When the Office of Property Assessment assesses properties, they assign a value for improvements and a value for land. In the real world, land values are derived mostly from the overall location, so they should be roughly the same value per square foot for properties on the same block or section of the neighborhood.
And for a few years after the Actual Value Initiative was passed, the City tried to value land independently of improvements to capture the locational value separately. But in subsequent reassessments, OPA opted for the much less logical practice of deriving land value as a function of improvement value, and Controller Rebecca Rhynhart's analysis found that this made land assessments less accurate. It's led to some pretty absurd land valuations, where new buildings on a block have drastically higher underlying land assessments on a square foot basis than older buildings directly next door.
(Image: Office of the Controller)
Extending OPA's nonsensical methodology to condo buildings really heightens the absurdity, where they've been backing land value out of the value of each individual unit in a big multi-family building. Since all the units are stacked on top of a single land parcel, all of the units should be splitting the assessed value of that single parcel roughly equally—or at least in proportion to the non-improvement benefits they receive.
A penthouse unit, for example, should really have a somewhat higher land assessment than a unit on the second floor of a big multifamily building since the views from the higher floors are more like a locational value than an "improvement" value. How exactly that gets built into the methodology is something best left to the experts to figure out, but this goes back to the main point that we need a more sophisticated way of assessing locational value independently of the value of structures, since that is exactly where a lot of real estate value is getting left on the table in these reassessments.

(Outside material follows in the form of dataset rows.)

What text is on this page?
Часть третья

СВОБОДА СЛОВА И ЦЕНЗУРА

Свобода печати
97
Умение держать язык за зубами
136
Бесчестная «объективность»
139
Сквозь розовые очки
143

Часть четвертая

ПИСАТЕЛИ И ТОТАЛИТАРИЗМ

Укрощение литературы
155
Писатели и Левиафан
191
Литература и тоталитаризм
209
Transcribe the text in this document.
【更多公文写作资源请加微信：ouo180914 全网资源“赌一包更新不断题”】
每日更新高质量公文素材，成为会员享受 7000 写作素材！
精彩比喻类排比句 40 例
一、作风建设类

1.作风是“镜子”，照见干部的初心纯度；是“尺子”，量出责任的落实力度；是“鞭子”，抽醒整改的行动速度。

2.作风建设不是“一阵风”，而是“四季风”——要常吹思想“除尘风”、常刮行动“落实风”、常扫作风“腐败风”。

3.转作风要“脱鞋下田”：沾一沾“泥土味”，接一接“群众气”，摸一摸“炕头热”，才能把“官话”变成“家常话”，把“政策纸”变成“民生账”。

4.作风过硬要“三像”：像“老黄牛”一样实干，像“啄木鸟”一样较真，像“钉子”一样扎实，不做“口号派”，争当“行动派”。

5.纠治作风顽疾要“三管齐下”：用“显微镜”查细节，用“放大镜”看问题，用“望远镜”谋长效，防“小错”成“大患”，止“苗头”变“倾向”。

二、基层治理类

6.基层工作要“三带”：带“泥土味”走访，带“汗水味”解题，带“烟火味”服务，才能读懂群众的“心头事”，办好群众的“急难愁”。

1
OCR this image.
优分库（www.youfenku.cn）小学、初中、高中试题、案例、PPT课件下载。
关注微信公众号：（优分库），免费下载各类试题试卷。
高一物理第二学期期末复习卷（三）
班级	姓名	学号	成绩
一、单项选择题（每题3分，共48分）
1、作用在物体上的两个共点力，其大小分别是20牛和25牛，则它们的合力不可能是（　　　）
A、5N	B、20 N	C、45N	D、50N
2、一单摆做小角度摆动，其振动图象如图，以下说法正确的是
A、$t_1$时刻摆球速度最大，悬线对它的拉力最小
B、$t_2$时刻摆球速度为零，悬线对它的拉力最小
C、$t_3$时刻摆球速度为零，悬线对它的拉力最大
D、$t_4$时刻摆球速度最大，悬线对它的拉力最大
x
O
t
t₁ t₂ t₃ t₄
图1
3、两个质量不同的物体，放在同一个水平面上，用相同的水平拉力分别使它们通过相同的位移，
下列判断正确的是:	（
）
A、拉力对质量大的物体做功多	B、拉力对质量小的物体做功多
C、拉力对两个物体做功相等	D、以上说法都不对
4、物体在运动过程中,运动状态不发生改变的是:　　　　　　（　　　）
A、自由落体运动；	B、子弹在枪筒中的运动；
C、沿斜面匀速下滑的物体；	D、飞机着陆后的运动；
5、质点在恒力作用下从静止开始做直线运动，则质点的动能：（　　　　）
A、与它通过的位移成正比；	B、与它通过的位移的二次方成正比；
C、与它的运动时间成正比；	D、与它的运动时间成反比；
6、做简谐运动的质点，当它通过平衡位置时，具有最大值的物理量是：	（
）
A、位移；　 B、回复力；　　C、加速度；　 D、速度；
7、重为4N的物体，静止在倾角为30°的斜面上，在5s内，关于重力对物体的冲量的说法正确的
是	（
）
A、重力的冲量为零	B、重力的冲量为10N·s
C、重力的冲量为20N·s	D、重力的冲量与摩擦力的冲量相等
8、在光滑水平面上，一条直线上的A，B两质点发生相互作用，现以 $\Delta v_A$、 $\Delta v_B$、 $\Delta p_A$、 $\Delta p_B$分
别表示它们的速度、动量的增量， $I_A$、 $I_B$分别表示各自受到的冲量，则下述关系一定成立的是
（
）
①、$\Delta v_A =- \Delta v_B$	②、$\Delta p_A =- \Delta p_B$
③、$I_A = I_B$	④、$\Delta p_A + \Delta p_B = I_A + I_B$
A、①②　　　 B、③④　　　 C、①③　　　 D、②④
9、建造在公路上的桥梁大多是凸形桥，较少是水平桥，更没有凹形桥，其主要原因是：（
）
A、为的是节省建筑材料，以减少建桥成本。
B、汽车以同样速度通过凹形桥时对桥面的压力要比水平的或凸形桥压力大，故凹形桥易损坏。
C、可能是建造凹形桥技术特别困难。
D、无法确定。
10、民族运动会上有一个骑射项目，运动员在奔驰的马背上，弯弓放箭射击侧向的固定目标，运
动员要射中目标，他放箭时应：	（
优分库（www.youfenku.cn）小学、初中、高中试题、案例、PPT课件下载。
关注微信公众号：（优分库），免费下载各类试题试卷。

The low-slung structures and vacant lots that still exist in prime locations are being drastically undertaxed in many cases, and that means higher taxes for everybody else. Meanwhile, the currently land assessment methodology has been penalizing people for using land efficiently who really should be seeing a density discount on property taxes for splitting the cost of valuable central land parcels across dozens or even hundreds of households. From an urban planning and environmental standpoint, that's exactly what we should want to see, and our property tax system should reward those choices rather than punish them.
The fact that the plaintiffs made a successful Uniformity Clause argument in this case may be the most interesting development here, particularly since Judge Fox set a precedent for this to apply to all condo buildings. Individual homeowners have successfully challenged land assessments in the past based on Uniformity, but it's so far failed to get any kind of precedent established the way the 1706 Rittenhouse decision did. Because of this ruling, the City will now have to come up with a methodology they can live with for assessing land independently for condo properties.
Once that's established, could groups of homeowners or commercial property owners jointly sue the City over non-uniform land assessments to get them to throw out the flawed "residual land" methodology for those classes of property too? Once a more accurate land assessment approach exists, the drumbeat to begin independently assessing land in all other cases will start to get a lot louder.